Back in October of last year a TikTok introduction to the game of GeoGuessr unknowingly changed my life. Now I'm an amateur geography nerd. I've always loved architecture and history, but that newly piqued interest of getting to see and know the world through satellite imagery and Google Street View was an extra impetus to request Ruby Boukabou's The Architecture Lover's Guide to Paris. I figured I'd learn more about Paris monuments and landmarks, all the while building an improved, more informed mental picture of the city landscape. Unfortunately this reads more like travel guide than it does architectural spotlight.
That's fine, because, truly, why not both? Travel guide through the lens of architecture is the selling point. The problem is I spent a lot of time searching up images of highlighted locations and my read was longer than it needed to be. I went on tangents, learning history of peoples, names, techniques, arrondissements, and so on and so forth. Because it was a travel guide, thematic groupings did not led to photographic abundance. So while photographs of repeat mention locales were interspersed throughout the book, being generally unfamiliar with city buildings and landmarks, I mostly had to Google Image or map search locations several times. Sometimes I just read on.

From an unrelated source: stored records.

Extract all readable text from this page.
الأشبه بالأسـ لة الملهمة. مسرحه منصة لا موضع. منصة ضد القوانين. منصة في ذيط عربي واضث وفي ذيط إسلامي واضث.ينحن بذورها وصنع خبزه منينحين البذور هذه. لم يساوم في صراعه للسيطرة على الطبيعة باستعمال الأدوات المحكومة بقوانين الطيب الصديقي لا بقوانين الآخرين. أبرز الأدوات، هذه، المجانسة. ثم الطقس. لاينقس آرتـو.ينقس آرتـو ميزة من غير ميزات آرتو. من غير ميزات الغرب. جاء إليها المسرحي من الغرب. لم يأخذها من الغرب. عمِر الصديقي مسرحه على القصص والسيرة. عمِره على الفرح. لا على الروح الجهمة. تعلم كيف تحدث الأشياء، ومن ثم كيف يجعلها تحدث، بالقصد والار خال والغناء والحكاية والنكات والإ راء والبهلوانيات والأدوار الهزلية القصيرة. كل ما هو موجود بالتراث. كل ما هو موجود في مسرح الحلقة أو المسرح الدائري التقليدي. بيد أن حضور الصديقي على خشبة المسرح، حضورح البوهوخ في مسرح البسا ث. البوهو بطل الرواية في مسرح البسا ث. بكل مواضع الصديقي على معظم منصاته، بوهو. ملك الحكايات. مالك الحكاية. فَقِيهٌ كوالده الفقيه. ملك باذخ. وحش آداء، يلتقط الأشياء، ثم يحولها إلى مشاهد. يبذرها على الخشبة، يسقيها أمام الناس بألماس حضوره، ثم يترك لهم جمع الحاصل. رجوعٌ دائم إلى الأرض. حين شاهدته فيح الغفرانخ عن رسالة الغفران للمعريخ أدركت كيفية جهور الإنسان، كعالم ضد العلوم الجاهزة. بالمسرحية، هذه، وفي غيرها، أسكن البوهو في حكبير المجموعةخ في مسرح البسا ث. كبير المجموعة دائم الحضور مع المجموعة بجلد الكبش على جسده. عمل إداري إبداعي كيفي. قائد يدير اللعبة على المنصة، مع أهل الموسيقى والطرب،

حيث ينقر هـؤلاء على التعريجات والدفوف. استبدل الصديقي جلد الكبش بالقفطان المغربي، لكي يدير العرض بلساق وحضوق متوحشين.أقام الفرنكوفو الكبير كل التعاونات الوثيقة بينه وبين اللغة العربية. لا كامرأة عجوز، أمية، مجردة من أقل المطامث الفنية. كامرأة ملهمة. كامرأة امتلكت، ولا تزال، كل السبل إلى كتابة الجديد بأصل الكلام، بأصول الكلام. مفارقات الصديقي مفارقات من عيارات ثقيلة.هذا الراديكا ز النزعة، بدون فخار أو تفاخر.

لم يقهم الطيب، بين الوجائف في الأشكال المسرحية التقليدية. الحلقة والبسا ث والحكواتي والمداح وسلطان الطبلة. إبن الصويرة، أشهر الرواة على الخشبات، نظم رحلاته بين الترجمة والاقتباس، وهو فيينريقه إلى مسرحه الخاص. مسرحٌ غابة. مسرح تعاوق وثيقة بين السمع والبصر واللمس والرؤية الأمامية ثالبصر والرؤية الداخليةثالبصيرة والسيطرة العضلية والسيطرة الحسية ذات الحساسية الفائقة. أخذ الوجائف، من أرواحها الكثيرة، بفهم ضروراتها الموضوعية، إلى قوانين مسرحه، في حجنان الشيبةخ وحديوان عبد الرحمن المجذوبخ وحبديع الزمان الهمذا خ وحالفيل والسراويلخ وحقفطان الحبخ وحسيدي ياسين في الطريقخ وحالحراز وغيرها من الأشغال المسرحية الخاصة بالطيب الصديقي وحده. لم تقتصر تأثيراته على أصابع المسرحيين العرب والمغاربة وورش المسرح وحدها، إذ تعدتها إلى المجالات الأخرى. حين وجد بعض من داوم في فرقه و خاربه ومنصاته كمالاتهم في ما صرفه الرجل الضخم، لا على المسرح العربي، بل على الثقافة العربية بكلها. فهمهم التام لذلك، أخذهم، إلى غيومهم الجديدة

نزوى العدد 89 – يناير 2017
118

As an architectural highlight, I'd like to say this was a very superficial. I learned a lot Googling terms and techniques I knew nothing or little about, like caryatids and atlantes, pre-stressed concrete. But if I learned, then was it superficial? Or was it just above my head. Because speaking of implied pre-existing knowledge, I don't imagine this is the best read for those who, like myself, have not visited Paris before. Reading on landmarks without having the slightest clue where they are in relation to anything else meant I had to read this with a map, and that really took away from the focus of Parisian architecture, making it more about the city of Paris and it's city planning than anything. The map of Paris in my mind was not ready for this expansion, but I'm glad I got it. For me the history of Paris and how that shaped the city was most interesting. But I can't say I feel significantly empowered to speak on Parisian architecture or Paris as a city. 3 stars from me.
The Architecture Lover's Guide to Paris (ISBN:9781526779977) was published March 31, 2021.